To facilitate recovery from adaptation to the experimental stimuli, participants were presented between trials with a 1-minute sample of video and sound from a film of ocean waves crashing on a rocky shore. The video was presented binocularly (8.67° × 4.87°) through the same stereoscope used in the experimental trials. This video was selected because it contained a wide variety of motion signals at different spatial frequencies and strong auditory spectral dynamics. Further, this video served as a foil for the purpose of the experiment, with many participants reporting in postexperimental interviews that they suspected this video to be part of the critical manipulation in our experiment.

Procedure

Participants first completed six 36-second practice trials without sound to ensure that they understood the instructions and could experience rivalry. For the first practice trial, participants viewed a simulated rivalry display in which a binocularly presented circle alternated in color between red and green. Participants were instructed to continuously report the perceived color of the circle throughout the trial by holding down a corresponding key on a keypad, but not to press anything if they experienced a piecemeal or ambiguous percept, or if the two colors appeared equally dominant. The experimenter ensured that participants were responding correctly and gave additional instruction if they were not. In the second practice trial, static red and green circles were presented separately to each eye, triggering binocular rivalry. Participants were told that their perception might vary more unpredictably during this and subsequent trials, but to continue following the previous instructions as consistently and accurately as possible. Finally, participants were presented with the animated ellipses used in the experimental trials, but without the corresponding sounds, in four practice trials (counterbalancing color and ellipse dynamics across eyes). Participants were instructed to ignore the deformations of the ellipses and to focus only on reporting the color of the ellipse that they perceived to be dominant at any given time. Specifically, they were instructed to report an ellipse as dominant if it appeared to either occlude or suppress the other ellipse. After the practice trials, participants were shown the 1-minute video of ocean waves and instructed to view the entire video every time it was presented.

Participants were then presented with sixteen 36-second experimental trials including both the animated ellipses and the speech sounds. The eye and color in which congruent and incongruent stimuli appeared were counterbalanced and randomized across trials. Participants were instructed to ignore the sounds as distracters and to focus only on the visual dominance task as described in the practice trials.

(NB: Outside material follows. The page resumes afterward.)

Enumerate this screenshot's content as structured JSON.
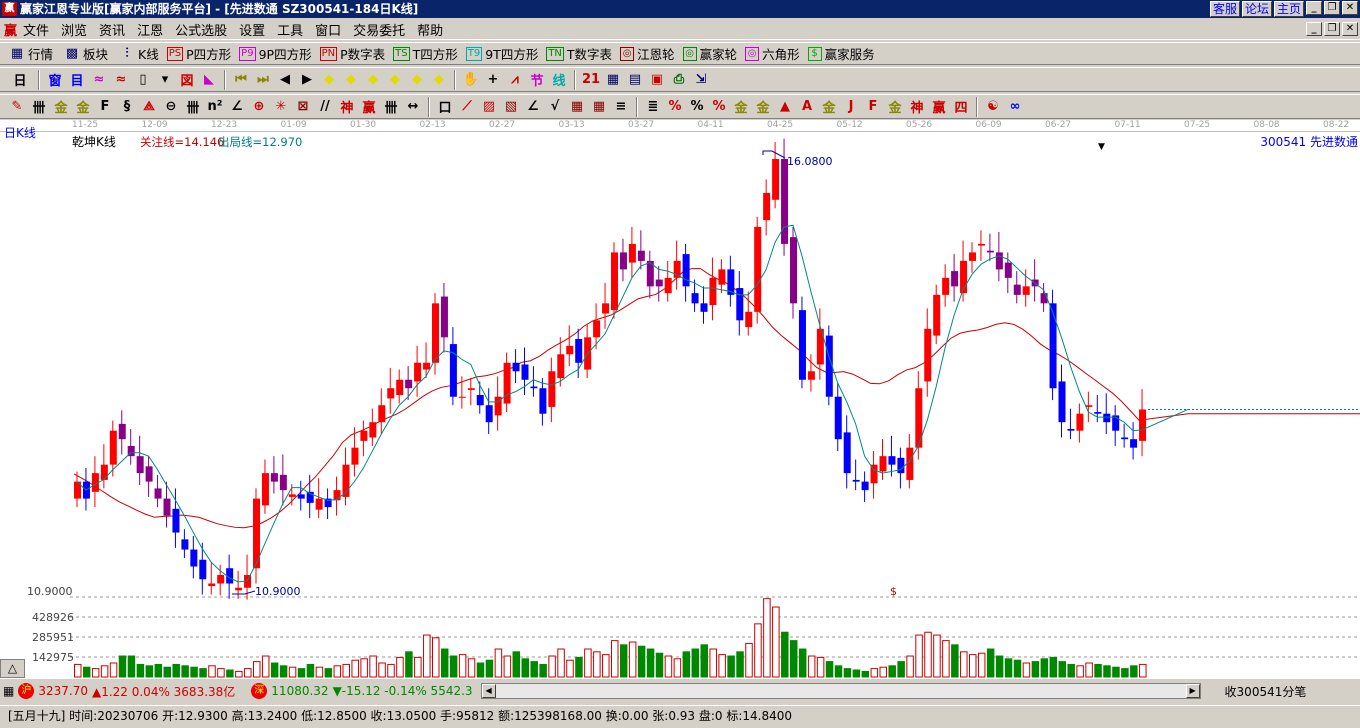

Following the experiment, participants completed an open-ended interview designed to assess their knowledge of the audiovisual congruency present in the experimental stimuli. The interview was centered on three primary questions. First, they were asked whether the visual stimuli ever reminded them of or appeared to them as anything other than simple ellipses. Second, they were asked whether they felt that the auditory stimuli influenced their responses at all. Third, they were asked if they noticed any relationship between the auditory and visual stimuli. Participants were encouraged to respond with as much detail as possible.

Results

To assess whether perceptual competition in binocular rivalry was biased toward audiovisually congruent percepts, we compared the average proportion of each trial duration that participants reported perceiving the congruent and incongruent percept as dominant (cumulative dominance proportions). Results are shown in Fig. 2. Participants reported perceiving the congruent ellipse (M = 48.2% of total trial duration) as dominant for a significantly greater proportion of the trial duration than the incongruent ellipse (M = 44.3%), t(11) = 2.53, p < .05, d = 0.73, suggesting that visual awareness was biased toward the audiovisually congruent percept.

Fig. 2
figure 2

Group average cumulative dominance proportions for each percept during binocular rivalry in Experiment 1. On average, the audiovisually congruent stimuli were dominant for a larger proportion of each trial than the incongruent stimuli. Error bars represent ±1 SEM adjusted for the repeated-measures design of the experiment. *p < .05

None of the participants’ responses in postexperimental interviews suggested that they recognized the relationship between the visual and auditory stimuli. First, no participants reported that the visual stimuli reminded them of speaking mouths or anything else with a potential relationship to the auditory stimuli. Rather, participants reported interpreting the stimuli as other auditorily irrelevant percepts, such as blooming flowers. Second, participants did not report that the auditory stimuli influenced their responses at all, except for temporary distraction from the binocular rivalry task. Finally, no participants reported recognizing the relationship between the auditory and visual stimuli. Some participants reported noticing the synchrony between the dynamics of the ellipses and the timing of the sounds. However, recognition of this temporal relationship would not be sufficient to alert participants to the phonetic congruency exhibited by only one of the stimuli. Because the two animations expanded and contracted at the same rate, any temporal synchronicities applied equally to both visual stimuli.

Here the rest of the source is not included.